Farmers' heads may be spinning right now as several factors “percolate” the grain markets, according to University of Illinois ag economist Darrel Good – from the size of the 2016 crops in the U.S., to the condition of the South American crop, to uncertainty of future weather impacts. For farmers hoping to sell grain this summer, will they have a reasonable, profitable opportunity to do so?
Good says historically, yields tend to fall below the yield trend line following extremely warm winters--a scenario that’s currently in play.
“That risk may also be elevated by the rapidly fading El Niño event,” he says. “If this assessment is correct, higher corn and soybean prices would be expected this summer, providing a better opportunity for pricing 2016 production.”

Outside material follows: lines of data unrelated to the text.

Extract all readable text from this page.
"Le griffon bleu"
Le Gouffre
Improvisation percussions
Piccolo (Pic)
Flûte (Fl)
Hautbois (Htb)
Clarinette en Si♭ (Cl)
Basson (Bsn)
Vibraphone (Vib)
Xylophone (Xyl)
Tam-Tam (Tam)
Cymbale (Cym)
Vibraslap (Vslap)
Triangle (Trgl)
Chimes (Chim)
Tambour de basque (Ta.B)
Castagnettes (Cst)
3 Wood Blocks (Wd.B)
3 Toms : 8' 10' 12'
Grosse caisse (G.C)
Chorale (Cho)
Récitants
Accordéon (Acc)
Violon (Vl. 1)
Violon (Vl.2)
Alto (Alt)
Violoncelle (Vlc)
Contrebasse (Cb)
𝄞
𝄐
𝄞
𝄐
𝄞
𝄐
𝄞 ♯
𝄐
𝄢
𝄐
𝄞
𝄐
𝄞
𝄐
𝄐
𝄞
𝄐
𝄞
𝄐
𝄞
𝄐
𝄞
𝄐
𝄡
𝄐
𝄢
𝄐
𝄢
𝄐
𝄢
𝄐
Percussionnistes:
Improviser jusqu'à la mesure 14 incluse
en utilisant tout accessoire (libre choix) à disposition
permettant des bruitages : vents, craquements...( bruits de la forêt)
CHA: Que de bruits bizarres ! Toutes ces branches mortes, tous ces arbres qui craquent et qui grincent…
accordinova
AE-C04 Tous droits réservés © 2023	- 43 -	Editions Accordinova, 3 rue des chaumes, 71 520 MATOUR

But Good adds that the risk of waiting for a summer price rally to more aggressively price grain is a more risky venture for soybeans than for corn.
“First, soybean acreage is likely to exceed intentions so that production could still be large, even with a modest shortfall in yields,” he says. “Second, soybean yields, may be less vulnerable to stressful summer weather than corn yields.”
Additionally, the recent soybean rally has pushed prices relatively high compared to corn prices, and current new-crop prices are high enough already to produce positive returns for owner-operators, farmers with crop-share rents and farmers with modest cash rents, according to Good.
“In contrast, corn acreage may be less than intentions, yields are more vulnerable to adverse summer weather, recent price strength has been modest and December 2016 futures are currently trading only modestly above the spring price guarantee of $3.86 for crop revenue insurance,” he says.
If a price rally occurs this summer, the magnitude of that rally will drive how aggressively to price multiple crops, Good concludes. Farmers should stay alert for opportunities.